Now, I suppose I get 4 leaves because I have 128CPUs per socket
(2 x u64 per socket) but it is not super how it is achieved from
doing:

arch_sbm_shift = x86_topo_system.dom_shifts[TOPO_DIE_DOMAIN] - 1;

that divides TOPO_DIE_DOMAIN into two but that should only be okay
until 128CPUs per DIE.

It is still not super clear to me how the logic deals with more than
128CPUs in a DIE domain because that'll need more than the u64 but
sbm_find_next_bit() simply does:

tmp = leaf->bitmap & mask; /* All are u64 */

expecting just the u64 bitmap to represent all the CPUs in the leaf.
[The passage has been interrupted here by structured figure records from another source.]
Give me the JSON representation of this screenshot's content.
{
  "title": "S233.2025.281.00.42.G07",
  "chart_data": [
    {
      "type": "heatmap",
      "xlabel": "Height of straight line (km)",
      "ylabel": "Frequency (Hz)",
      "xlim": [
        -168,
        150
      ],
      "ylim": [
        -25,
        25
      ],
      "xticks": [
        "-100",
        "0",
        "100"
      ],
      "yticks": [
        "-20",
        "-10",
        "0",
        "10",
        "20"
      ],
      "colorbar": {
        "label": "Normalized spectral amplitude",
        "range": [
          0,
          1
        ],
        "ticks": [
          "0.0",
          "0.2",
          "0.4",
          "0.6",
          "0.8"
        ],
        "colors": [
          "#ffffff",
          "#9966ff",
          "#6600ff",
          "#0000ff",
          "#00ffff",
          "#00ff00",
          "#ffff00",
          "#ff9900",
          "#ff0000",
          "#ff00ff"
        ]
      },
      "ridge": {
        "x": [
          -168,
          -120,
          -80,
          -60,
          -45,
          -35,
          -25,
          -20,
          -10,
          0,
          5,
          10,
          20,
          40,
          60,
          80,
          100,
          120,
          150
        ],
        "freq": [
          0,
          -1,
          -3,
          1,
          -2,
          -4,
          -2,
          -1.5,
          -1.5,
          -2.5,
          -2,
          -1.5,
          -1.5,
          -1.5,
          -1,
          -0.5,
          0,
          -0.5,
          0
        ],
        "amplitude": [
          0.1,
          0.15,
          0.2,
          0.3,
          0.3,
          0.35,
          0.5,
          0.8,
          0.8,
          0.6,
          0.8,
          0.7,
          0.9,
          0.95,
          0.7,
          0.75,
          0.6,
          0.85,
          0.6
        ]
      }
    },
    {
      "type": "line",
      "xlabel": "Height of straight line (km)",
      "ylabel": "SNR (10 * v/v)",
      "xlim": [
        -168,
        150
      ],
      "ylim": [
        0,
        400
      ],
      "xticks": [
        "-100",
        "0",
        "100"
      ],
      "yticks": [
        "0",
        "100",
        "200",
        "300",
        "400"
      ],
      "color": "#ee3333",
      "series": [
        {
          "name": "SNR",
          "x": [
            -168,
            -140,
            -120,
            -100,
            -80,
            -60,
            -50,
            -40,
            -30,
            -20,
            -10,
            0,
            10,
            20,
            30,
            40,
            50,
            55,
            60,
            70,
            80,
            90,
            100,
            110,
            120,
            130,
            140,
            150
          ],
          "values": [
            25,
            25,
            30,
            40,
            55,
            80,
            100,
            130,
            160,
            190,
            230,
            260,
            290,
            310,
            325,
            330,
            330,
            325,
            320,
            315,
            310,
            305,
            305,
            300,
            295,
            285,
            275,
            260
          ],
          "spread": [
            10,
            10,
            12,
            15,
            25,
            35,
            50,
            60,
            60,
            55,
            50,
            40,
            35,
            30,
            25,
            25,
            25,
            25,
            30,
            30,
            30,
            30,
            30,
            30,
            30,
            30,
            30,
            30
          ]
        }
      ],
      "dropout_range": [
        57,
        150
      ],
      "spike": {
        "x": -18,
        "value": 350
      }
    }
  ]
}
If we have, say 256 CPUs per DIE, we get shift(7) and arch_sbm_mask
as 7f (127) which allows a leaf to more than 64 CPUs but we are
using the "u64 bitmap" directly and not:

find_next_bit(bitmap, arch_sbm_mask)

Am I missing something here?

AMD got the 0x80000026 for defining TOPO_DIE_DOMAIN as soon as we
crossed 256CPUs per socket in 4th Generation EPYC so it'll have per
CCD (up to 2LLCs) smb leaves but if I'm not mistaken, some of the
SPR systems still advertised one large TILE / DIE domain.

I'm curious if your test system exposed multiple DIE per PKG since
280 logical CPUs per socket based on the cover letter would still go
beyond needing 64 bits if it is advertised as a single DIE.

> Anyway, I'll run more
> rounds of testing to check whether this is consistent or merely
> due to run-to-run variance. And I'll try other workloads besides
> hackbench. Or do you have suggestion on what workload we can try,
> which is sensitive to nohz cpumask access(I chose hackbench because
> I found Shrikanth was using hackbench for nohz evaluation in
> commit 5d86d542f6)

Most sensitive is schbench's tail latency when system is fully
loaded (#workers = #CPUs) but that data point also has large run
to run variation - I generally look for crazy jumps like the tail
latency turning 5-8x consistently across multiple runs before
actually concluding it is a regression.

hackbench (/ sched-messaging) should be good enough from a
throughput standpoint.

--
Thanks and Regards,
Prateek